Sex-stratified analyses showed sex differences in serum Klotho levels. Klotho and hypothyroidism were negatively correlated in men, whereas there was an inverted U-shaped relationship in women. Sex differences in Klotho have been reported in animal and human studies, which may be related to the fact that females face more exposure to stress in the social system48,49,50,51. In addition, it was suggested that considering genetic factors or interactions between Klotho and other hormones (e.g., glucocorticoids and arginine vasopressin) could help explain sex differences in serum Klotho levels48. Age-stratified analyses showed an inverted U-shaped relationship between serum Klotho levels and hypothyroidism in the subgroup 70 < age ≤ 75 years, and we speculated that the limited number masked a linear correlation between the two. The discovery of inflection points in the subgroup analyses reminds us that Klotho management needs to be addressed more closely in our future clinical work. In some cases, it is necessary to keep its levels within the appropriate range. More studies are still needed to confirm further and elucidate the gender and age differences in the association between Klotho and hypothyroidism in older people.
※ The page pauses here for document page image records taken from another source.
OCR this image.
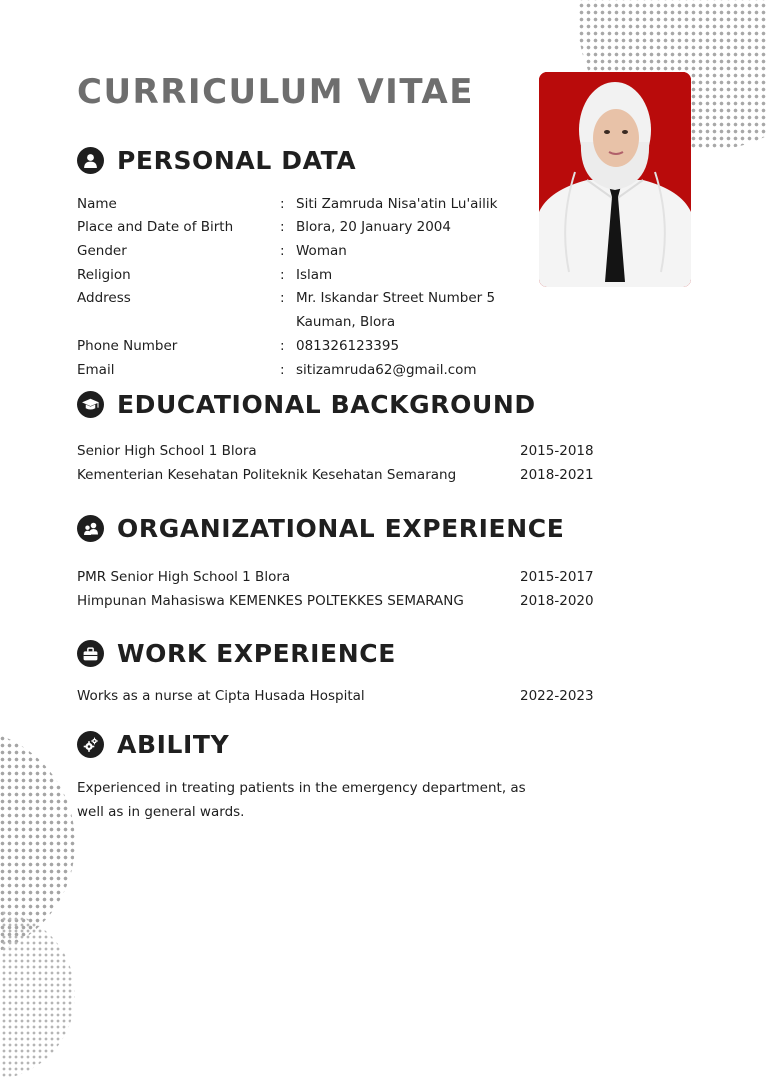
CURRICULUM VITAE
PERSONAL DATA
Name	: Siti Zamruda Nisa'atin Lu'ailik
Place and Date of Birth	: Blora, 20 January 2004
Gender	: Woman
Religion	: Islam
Address	: Mr. Iskandar Street Number 5
Kauman, Blora
Phone Number	: 081326123395
Email	: sitizamruda62@gmail.com
EDUCATIONAL BACKGROUND
Senior High School 1 Blora	2015-2018
Kementerian Kesehatan Politeknik Kesehatan Semarang	2018-2021
ORGANIZATIONAL EXPERIENCE
PMR Senior High School 1 Blora	2015-2017
Himpunan Mahasiswa KEMENKES POLTEKKES SEMARANG	2018-2020
WORK EXPERIENCE
Works as a nurse at Cipta Husada Hospital	2022-2023
ABILITY
Experienced in treating patients in the emergency department, as well as in general wards.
One of our study's main strengths is that it is the first to show an association between serum Klotho levels and hypothyroidism in older adults. In addition, the adequate sample size and proper adjustment for covariates increased the credibility and representativeness of the study. Stable conclusions can be drawn in different subgroups through stratified analysis and interaction tests. This study has the following limitations: firstly, due to the retrospective observational study design, it was impossible to determine the causal and temporal associations between serum Klotho levels and hypothyroidism in older adults. Secondly, our results may have been affected by recall bias because some of the variables collected within the study were self-reported by participants, such as smoking status, drinking status, and physical activity. Furthermore, despite our discovery of a negative correlation between serum Klotho levels in elderly individuals and hypothyroidism, it is important to note that hypothyroidism can be classified according to different criteria. The NHANES lacks relevant data on different classifications of hypothyroidism, which may lead to an underestimation of this correlation.

Conclusion

Our study concluded that serum Klotho levels negatively correlate with hypothyroidism in older adults. For causality to be assessed, future longitudinal studies and clinical trials are required.